A nalysis of the chemical composition of two asteroids in the outer asteroid belt has thrown the classification system for these small bodies into disorder. “We appear to have detected basalt on the surface of these asteroids, which is very unusual for this part of the asteroid belt,” said Dr. Rene Duffard of the Instituto de Astrofisica de Andalucia in Spain. “We do not know whether we have discovered two basaltic asteroids with a very particular and previously unseen mineralogical composition or two objects of non basaltic nature that have to be included in a totally new taxonomic class.”
The presence of basalt means that the asteroid must have melted partially in the past, which implies that it was once part of a larger body with internal heating processes. However, there do not appear to be other basaltic fragments in the region. It is not clear from spectral analysis whether the two are fragments of the same parent body or not.
Until recently, most of the known basaltic asteroids, classified as V-type, were thought to be fragments of Vesta, the second largest object in the asteroid belt. Since 2001, several V-type asteroids have been identified as not belonging to the Vesta family, including Magnya, the first basaltic object to be detected in the outer asteroid belt.
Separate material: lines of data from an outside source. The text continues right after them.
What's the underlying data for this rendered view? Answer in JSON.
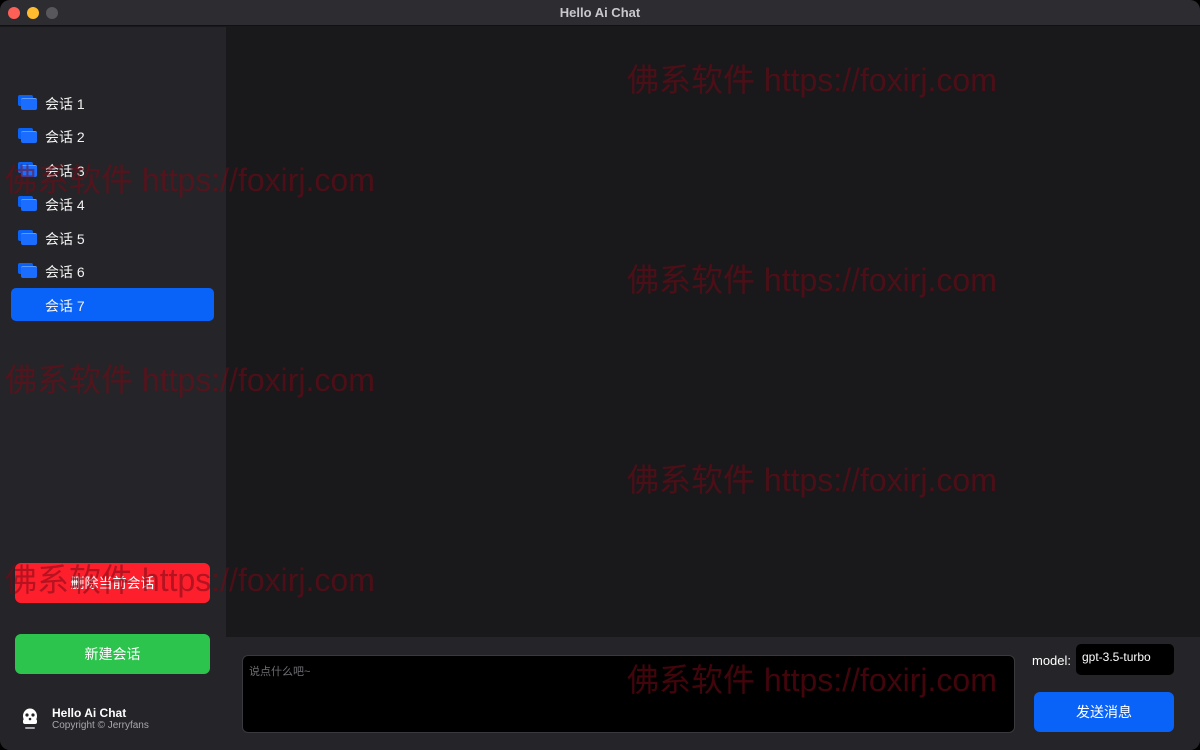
{
  "window": {
    "title": "Hello Ai Chat"
  },
  "sidebar": {
    "sessions": [
      {
        "label": "会话 1",
        "active": false
      },
      {
        "label": "会话 2",
        "active": false
      },
      {
        "label": "会话 3",
        "active": false
      },
      {
        "label": "会话 4",
        "active": false
      },
      {
        "label": "会话 5",
        "active": false
      },
      {
        "label": "会话 6",
        "active": false
      },
      {
        "label": "会话 7",
        "active": true
      }
    ],
    "delete_label": "删除当前会话",
    "new_label": "新建会话",
    "footer": {
      "app_name": "Hello Ai Chat",
      "copyright": "Copyright © Jerryfans"
    }
  },
  "composer": {
    "placeholder": "说点什么吧~",
    "value": "",
    "model_label": "model:",
    "model_value": "gpt-3.5-turbo",
    "send_label": "发送消息"
  },
  "watermark": {
    "text": "佛系软件 https://foxirj.com"
  },
  "colors": {
    "accent": "#0a63f8",
    "danger": "#fe1f2d",
    "success": "#2dc44e",
    "sidebar_bg": "#252428",
    "main_bg": "#19181b"
  }
}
Duffard and his colleague, Dr Fernando Roig, from the Observatorio Nacional in Rio de Janeiro, Brazil, selected asteroids Kumakiri and 1991 RY16 for investigation from a group of six candidates for V-type asteroids using photometric data from the Sloan Digital Sky Survey (SDSS).
The reflectance spectra of the two bodies seem to show the characteristics of a V-type asteroid. However, there is a shallow absorption band around the wavelength of red visible light, which has never been observed before in other V-type spectra. This means that these objects have a slightly different chemical composition and do not fit into any existing category of asteroid. The unexpected dip in the spectra could have two sources: impacts with other asteroids or comets that “shocked” iron-rich compounds into a oxidized state, or olivine, a green mineral, could be present.
“We need now to observe both objects in the near-infrared range to confirm whether they have a basaltic surface,” Duffard said. “If they do, we will need to try and work out where they came from and the fate of their parent objects. If they do not, we will have to come up with a new class of asteroid.”